Icelandic activist Eirkur Bergmann commented on the website of the British Guardian: “The word ‘revolution’ might sound a bit of an overstatement, but given the calm temperament that usually prevails in Icelandic politics, the unfolding events represent, at the very least, a revolution in political activism.”
With the anti-government revolt growing, Haarde, leader of the right wing Independence Party, refused an offer from its coalition partner, the Social Democratic Alliance (SDA), to keep the coalition intact on the condition that they would choose a new prime minister.
By January 29, a new governing coalition had formed and Iceland’s social affairs minister, the SDA’s Johanna Sigurdardottir, was announced as the country’s interim leader until new elections are held in May.
Sigurdardottir, who will be the world’s first openly gay leader, has been installed as head of an interim centre-left coalition which includes the SDA and the Left-Green Movement (LGM).
Support for the LGM has surged in response to the widespread anti-establishment sentiment unleashed by the economic crisis.
In the 2007 elections, the LGM received 14.3% of the vote and won 9 seats in parliament.

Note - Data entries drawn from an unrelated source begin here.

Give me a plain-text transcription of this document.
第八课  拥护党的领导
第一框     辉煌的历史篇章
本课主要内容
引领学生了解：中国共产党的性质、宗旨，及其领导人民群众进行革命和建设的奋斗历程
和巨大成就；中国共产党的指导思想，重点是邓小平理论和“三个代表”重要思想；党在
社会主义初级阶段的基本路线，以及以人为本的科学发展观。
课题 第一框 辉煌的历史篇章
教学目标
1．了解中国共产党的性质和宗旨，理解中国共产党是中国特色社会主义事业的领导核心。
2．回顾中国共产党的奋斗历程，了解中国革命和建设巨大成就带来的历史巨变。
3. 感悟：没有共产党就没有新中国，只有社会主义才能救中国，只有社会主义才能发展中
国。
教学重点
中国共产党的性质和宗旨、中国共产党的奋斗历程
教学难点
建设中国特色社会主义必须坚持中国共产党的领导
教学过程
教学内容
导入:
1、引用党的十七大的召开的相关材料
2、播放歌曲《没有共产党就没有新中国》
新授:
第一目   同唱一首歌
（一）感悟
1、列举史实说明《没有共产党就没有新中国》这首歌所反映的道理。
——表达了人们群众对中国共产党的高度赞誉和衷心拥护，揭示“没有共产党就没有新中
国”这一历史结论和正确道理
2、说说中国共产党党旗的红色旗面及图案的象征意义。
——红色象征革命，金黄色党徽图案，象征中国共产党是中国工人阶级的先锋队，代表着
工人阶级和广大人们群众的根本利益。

Currently it is polling 32.6%, higher than any other
The LGM was formed in 1999, aiming to unite left-wing and green movements into one party based on four principles: conservation of the environment; equality and social justice; fair and prosperous economy; and an independent foreign policy.
A staunch NATO ally and once one of the most stable countries in Europe, Iceland has undergone a complete political transformation in a few short months.
If the far left can bring down Iceland, the rest of Europe should be very wary.